The Open IGERT: Courses

IGERT Programs are designed to be innovative training programs for graduate students. This training involves lab experience, workshops, career development, and coursework. The Open IGERT (which is officially titled “Creating the New Scientist – Training Graduate Students in Open Science and Informatics”) is built around several core training initiatives that focus on each of those areas and include some new innovative ones. In this post I’m going to discuss the center of the educational component: The Open Courses.

The Open IGERT will feature 3 core courses designed to teach students the principles of open science and data management. Each courses material will be presented in a way that is applicable to multiple disciplines. The courses are built around a couple of core concepts that we feel apply broadly to data management:

  • Data comes in a variety of forms; software, files, numbers, images, documents, etc. And it is not enough to just simply backup your data, scientists must be able to access the data at any point in time, secure it, and provide access to those that may come later.
  • Data is useful to others even after it is useful to yourself. Collaboration will be key and online collaboration is essentially the flood gate control of scientific discovery.

The first course is the capstone course titled Collaborative and Open Research in Practice which will teach students (and really whoever wants to sign up for the course) principles and tools for open science and collaborative science. The information attained in this class will be used to develop a proposal to be submitted for the Open Research Challenge (to be explained in another post). Also the training from this course will be directly applicable to students for use in their home labs as it will be geared toward providing access to data and marketing that data to ensure it reaches scientists who would be interested in the findings.

Course two will focus on data management and is titled Data Management and Curation. In this course students will learn the fundamentals of the data life cycle which we outlined as

The data life cycle

Acquisition, Processing, Analysis, and Dissemination. Metadata will play a major role in the course because in order to find relevant data online, that data needs to be tagged and metadata is the way to do it. Also metadata provides supplemental information that could be crucial to experimental repeatability. The NSF is beginning to require grant applications to have a data management plan attached, and current scientists are ill equipped to deal with this. My collaborator Rob Olendorf currently writes data management plans for many faculty at the University of New Mexico, and it’s time future scientists are taught the important features of a successful data management plan. Not only is this useful for grant applications but also data management plans will be crucial as labs become more digital. Having information and protocols for data protection, archival, and security (not just from potential theft but also from hardware failures) will be very beneficial for science in the long run.

The third core course will focus on data visualization and presentation and is titled Data Analysis and Visualization. I’m a firm believer that scientific data should be easy to understand and be visually appealing. Far too many scientists put little to no effort into making their data readable and publish complicated plots that require a lot of time to consume, interpret, and understand. This class will teach students various analysis techniques and outline effective methods for data presentation and present case studies of both good and bad examples of visualized data. Either as part of the course or as a supplement to it, I will get to teach the students the way of graphic design to enhance their data presentation prowess.

In addition to the core courses, we will feature a seminar series every semester that will range in topics that won’t be covered in the courses or will only be glossed over. The seminar will also feature career development education: oral and poster presentation design and speaking, scientific writing for publications and less formal (open notebooks and blogs), grant writing tips, preparing a CV, etc.
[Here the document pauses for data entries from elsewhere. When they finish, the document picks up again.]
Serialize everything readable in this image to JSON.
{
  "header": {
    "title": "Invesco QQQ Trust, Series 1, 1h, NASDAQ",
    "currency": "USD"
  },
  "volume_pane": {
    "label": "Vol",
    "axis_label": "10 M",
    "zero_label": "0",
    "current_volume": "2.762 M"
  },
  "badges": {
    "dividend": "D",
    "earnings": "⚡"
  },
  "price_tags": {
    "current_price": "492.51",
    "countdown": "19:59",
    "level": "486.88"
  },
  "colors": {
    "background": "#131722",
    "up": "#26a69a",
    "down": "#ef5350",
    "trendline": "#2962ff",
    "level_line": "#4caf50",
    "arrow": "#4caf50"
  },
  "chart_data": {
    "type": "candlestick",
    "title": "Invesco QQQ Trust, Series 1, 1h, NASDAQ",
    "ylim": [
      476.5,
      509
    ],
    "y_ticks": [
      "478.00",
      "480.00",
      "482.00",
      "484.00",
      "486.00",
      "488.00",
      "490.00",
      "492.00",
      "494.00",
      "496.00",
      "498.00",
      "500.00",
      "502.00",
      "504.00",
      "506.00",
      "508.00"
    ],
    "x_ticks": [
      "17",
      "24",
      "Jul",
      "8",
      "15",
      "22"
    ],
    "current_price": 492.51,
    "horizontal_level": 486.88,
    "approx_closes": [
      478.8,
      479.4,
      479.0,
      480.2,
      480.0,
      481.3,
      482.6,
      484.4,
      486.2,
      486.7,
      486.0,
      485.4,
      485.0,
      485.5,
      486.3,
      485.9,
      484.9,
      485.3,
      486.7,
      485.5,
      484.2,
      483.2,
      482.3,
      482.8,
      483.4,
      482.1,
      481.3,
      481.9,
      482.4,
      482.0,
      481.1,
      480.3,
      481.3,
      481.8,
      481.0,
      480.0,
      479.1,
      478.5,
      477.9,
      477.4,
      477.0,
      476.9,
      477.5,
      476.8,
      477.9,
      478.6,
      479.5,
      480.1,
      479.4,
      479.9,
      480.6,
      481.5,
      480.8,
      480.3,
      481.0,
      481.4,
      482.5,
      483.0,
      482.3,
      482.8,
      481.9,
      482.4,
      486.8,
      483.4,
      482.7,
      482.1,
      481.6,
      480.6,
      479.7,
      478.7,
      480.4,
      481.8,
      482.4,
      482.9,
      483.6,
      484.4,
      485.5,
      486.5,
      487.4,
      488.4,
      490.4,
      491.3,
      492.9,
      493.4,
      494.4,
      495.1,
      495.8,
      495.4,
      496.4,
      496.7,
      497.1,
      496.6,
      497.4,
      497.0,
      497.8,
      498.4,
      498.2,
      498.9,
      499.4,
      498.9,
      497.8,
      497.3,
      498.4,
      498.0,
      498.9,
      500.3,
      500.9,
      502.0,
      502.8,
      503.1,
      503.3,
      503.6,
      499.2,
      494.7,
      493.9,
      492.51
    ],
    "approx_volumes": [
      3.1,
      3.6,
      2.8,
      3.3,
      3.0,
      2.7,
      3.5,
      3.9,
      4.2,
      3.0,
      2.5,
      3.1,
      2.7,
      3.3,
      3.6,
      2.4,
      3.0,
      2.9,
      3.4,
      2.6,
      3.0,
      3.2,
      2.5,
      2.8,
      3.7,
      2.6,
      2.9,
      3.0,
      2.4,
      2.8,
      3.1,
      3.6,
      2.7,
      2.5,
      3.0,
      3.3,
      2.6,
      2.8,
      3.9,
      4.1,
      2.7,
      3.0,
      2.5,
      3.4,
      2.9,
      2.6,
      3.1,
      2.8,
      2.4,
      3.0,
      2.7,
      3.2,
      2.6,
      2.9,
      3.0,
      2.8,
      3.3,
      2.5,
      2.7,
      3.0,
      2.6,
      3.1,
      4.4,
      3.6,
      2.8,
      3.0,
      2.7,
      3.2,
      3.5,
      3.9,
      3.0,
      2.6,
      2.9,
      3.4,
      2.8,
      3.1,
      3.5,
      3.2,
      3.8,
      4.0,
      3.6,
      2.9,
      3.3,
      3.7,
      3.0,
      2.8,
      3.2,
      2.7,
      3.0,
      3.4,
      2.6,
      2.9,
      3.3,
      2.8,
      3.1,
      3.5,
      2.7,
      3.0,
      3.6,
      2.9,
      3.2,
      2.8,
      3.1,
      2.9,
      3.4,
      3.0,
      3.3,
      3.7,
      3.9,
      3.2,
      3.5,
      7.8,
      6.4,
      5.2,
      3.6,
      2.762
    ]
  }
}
This course will be very flexible to provide the most required educational components at the time.

In addition to the weekly seminar, we will also teach an ethics course titled Ethical Issues of Online Collaborative Research once every other year. By offering this course once every 4 semesters, the course will be available to all students in the IGERT program at some point in their funding period. The course will discuss relevant topics in open science such as: data use, reuse, licensing; social media use; conversations in public online; trolling, how to avoid it, and how to deal with it; protecting yourself and your data online; scientific communication – the responsibility of maintaining facts while providing accessibility; and daily lab ethics – working with others, using common areas and tools, publication authorship, etc.

The final educational component is an optional elective credit. We have compiled a list of courses that are taught in various disciplines that are applicable to our curriculum. Students may choose to supplement their education with one of these courses designed to provide a new wrinkle to their research experience.

The core courses of the IGERT along with the ethics course will be the core of a new Informatics program at the University. IGERT students will typically be from other disciplines and their reward for completing the courses (aside from receiving the IGERT stipend) will be a minor in Informatics or Data Management (still undecided).

The benefit of this curriculum is that students would be learning about tools, techniques, and practices that are applicable in just about every discipline. In every IGERT I’ve interacted with the educational component is very specific and unless you are directly involved in the research focus, the courses may not be relevant. My hope is to change this and by teaching some of the courses myself (definitely the capstone course, part of the data visualization course, and shared responsibilities with the ethics course and seminar series) I want to prevent students from replicating my IGERT educational experience.